On 10/07/2013, at 8:42 PM, Andreas Abel wrote:
Hear, hear! In OCaml, I can (and often do) write
let (x,s) = foo 1 [] in let (y,s) = bar x s in let (z,s) = baz x y s in ...
I really wish you wouldn't do that. After reading Dijkstra's paper on the fact that we have small heads many years ago -- long enough to forget the actual title, sorry -- I realised that I too was a Bear of Very Little Brain and Get Confused Very Easily. I find that that when the same name gets reused like that I get very confused indeed about which one I am looking at right now. If the variable is hidden (as by the DCG transformation in Prolog, or a state monad, I don't get confused about the variable because it isn't visible. If each instance of the variable is labelled with a sequence number, I don't get confused because each variable has a different name and I can *see* which one this is.
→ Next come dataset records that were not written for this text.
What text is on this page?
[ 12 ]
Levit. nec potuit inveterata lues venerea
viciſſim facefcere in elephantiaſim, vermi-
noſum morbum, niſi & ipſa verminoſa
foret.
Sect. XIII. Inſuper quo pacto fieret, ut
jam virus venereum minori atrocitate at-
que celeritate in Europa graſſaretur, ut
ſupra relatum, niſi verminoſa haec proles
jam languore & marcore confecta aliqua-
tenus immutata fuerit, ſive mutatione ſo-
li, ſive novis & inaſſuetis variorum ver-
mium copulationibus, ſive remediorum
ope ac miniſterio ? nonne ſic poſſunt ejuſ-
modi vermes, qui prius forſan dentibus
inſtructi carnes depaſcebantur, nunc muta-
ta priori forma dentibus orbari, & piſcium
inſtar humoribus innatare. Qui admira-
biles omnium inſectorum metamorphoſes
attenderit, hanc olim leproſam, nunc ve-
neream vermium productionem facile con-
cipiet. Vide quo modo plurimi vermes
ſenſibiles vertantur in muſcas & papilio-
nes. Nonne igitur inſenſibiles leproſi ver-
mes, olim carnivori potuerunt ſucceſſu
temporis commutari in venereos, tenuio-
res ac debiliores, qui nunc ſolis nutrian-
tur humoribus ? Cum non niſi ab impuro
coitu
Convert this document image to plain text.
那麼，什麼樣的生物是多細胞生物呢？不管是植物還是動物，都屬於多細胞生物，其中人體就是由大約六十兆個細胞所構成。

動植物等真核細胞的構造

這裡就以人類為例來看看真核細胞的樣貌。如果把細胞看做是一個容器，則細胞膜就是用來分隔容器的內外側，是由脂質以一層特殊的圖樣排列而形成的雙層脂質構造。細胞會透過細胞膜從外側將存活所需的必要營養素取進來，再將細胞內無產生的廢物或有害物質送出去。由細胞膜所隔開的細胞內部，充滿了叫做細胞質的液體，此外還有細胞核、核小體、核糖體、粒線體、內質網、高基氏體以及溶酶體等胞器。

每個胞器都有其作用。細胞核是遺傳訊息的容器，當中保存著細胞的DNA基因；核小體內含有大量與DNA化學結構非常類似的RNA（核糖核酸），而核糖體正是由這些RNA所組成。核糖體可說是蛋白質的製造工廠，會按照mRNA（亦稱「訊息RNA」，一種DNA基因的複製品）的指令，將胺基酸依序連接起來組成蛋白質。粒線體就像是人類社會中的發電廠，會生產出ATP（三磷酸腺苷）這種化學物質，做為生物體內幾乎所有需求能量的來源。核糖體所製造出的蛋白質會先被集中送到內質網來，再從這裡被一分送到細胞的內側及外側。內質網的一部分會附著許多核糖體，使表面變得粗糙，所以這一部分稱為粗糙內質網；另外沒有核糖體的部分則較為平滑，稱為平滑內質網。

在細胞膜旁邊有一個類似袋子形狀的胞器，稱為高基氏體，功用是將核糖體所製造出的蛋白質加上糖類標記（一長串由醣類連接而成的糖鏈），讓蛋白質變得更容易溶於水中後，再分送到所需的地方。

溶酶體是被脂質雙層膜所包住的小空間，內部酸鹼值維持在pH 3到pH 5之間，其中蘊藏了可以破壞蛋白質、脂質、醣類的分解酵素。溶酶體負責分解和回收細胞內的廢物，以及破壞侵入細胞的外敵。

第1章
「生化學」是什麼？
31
Yes, sequence numbering variable states is a chore for the person writing the code, but it's a boon for the person reading the code. Me, I'd be perfectly happy with setup (x,s) = state (\_ -> (x,s)) (setup $ foo 1 []) >>= \x -> bar x >>= \y -> baz x y >>= \z -> ... One reason for this is that it makes refactorings like extracting bar ... >>= ... baz ... thinkable. A long sequence of updates is probably crying out for such a refactoring.